I still love software, I love coding, but I don’t code any more. (Actually, I do code a little, for love.) I devote my time to helping make making software better. In my mind when I’m teaching, advising, coaching, consulting I’m helping the person I used to be. When I see programmers at work I see my younger self. And I want them to do a great job, I want them to be able to do a better job than I ever did.
Today I call myself an Agile Guide – I guide people and organizations to greater agility. I provide coaching and direct advice on agile working to leaders and teams creating digital products (software!). The companies I work with come from many fields as different as healthcare and surveying. However, they all depends on software to deliver for their customers. Without software they are nothing.
Yesterday… I started coding in 1982 on a Sinclair ZX81. By 1986 I was earning money as a regular contributor to BBC Telesoftware – PDP, PDR, Eclipse, Fonts, Demon’s Tomb, EMACS (no, not that emacs), Snapshot and Femcoms to name a few, mostly in 6502 assembler.
In 1989 I was a system administrator with Nixdorf Computer. In 1991 I was a software tester at DIP in Guildford building the Sharp PC-3000. Even as an undergraduate I was hired by the University to help teach other undergraduates and occasionally post-graduates.
- BSc Combined Science (computing, economics and politics) from Leicester University
- Master in Business Administration from Nottingham University Business School
I’m an accredited Kanban Coach, a Kanban Certified Professional and hold a Kanban KMP II certificate.
O, one more thing… I’m dyslexic. I traditionally I don’t make a thing about. As I understand my dyslexia more and more I see where it makes me the person I am. I don’t consider dyslexia a disability in any way, in fact I tend towards the reverse. Sure it means spelling and grammar are foreign to me but it also means I’m better in other ways.
Agile on the Beach & Mimas
Allan is co-founder of the UK’s premier agile conference: Agile on the Beach. For the first 10 years Allan had primary responsibility for speakers. He continues to work as part of the conference team and talent spot up and coming speakers.

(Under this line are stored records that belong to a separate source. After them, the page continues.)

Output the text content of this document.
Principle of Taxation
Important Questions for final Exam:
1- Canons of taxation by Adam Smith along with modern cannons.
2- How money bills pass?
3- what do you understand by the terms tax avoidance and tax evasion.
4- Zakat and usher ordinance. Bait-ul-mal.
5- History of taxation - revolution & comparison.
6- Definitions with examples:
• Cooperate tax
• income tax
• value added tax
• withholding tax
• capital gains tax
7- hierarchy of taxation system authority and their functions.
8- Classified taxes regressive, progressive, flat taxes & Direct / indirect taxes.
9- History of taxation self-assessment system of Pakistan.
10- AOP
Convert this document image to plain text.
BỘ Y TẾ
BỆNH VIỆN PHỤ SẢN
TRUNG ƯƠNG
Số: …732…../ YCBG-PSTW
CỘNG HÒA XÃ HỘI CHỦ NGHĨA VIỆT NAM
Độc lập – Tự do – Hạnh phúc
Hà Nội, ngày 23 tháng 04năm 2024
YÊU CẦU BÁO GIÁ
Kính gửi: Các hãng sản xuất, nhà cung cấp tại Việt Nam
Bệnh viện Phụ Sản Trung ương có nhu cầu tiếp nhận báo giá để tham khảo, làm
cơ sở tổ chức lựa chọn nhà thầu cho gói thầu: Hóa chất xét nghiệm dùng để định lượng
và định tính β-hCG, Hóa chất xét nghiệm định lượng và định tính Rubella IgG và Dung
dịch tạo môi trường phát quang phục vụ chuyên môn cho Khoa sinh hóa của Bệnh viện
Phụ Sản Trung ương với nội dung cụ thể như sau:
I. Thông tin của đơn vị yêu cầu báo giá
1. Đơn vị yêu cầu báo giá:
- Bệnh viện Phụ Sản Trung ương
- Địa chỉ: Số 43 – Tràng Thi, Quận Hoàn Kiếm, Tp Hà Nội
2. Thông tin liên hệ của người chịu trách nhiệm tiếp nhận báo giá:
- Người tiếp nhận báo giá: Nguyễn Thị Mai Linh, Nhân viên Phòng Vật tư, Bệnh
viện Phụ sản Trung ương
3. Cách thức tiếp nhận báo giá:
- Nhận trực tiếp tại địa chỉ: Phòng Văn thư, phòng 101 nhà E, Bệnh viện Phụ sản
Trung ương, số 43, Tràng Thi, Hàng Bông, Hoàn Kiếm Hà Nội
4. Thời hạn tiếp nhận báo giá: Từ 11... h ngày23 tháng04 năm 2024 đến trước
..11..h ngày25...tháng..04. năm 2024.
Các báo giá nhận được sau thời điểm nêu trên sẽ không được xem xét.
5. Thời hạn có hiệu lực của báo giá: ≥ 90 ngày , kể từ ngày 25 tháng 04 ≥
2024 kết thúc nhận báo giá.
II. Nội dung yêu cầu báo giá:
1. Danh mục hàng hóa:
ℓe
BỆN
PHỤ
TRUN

As part of that role Allan wrote the Mimas conference submission and review system which is now avilable as open source. Mimas (named after one of Saturn’s moons) provides for:
- Conference organisers create a conference and accept submissions with various configurable parameters such: conference branding, maximim number of submissions per speaker, maximum number of co-speakers, session duration, delivery formats, topic tracks, expenses, and conference specific questions.
- Submissions are accepted into tracks, they can have co-speakers, formats and duration are configurable.
- Login is via OAuth (Facebook and Google at the moment).
- Reviewers can volunteer and be assigned (random) submissions to review.
- Reviewers can be assigned per track.
- Two rounds of reviewing are supported, these are configurable. AOTB uses scoring for round 1 and ranking for round 2.
- Conference permissions allow for different users to have different capabilities.
- E-mail acknowledgements, acceptances and declines are handled via SendGrid – you can also define custom messages via templates.
- Half a dozen or more types of report plus export to Excel capability.
- Reviewer feedback and comments can be shared with submitters.
- Conference scheduler which allow submissions to be schedules against time slots. The final schedule can be exported to Excel.
- Speaker details are retained for future conferences as are talk details. There is an open speakers directory and tagging mechanism (I should either improve this or scrap it.)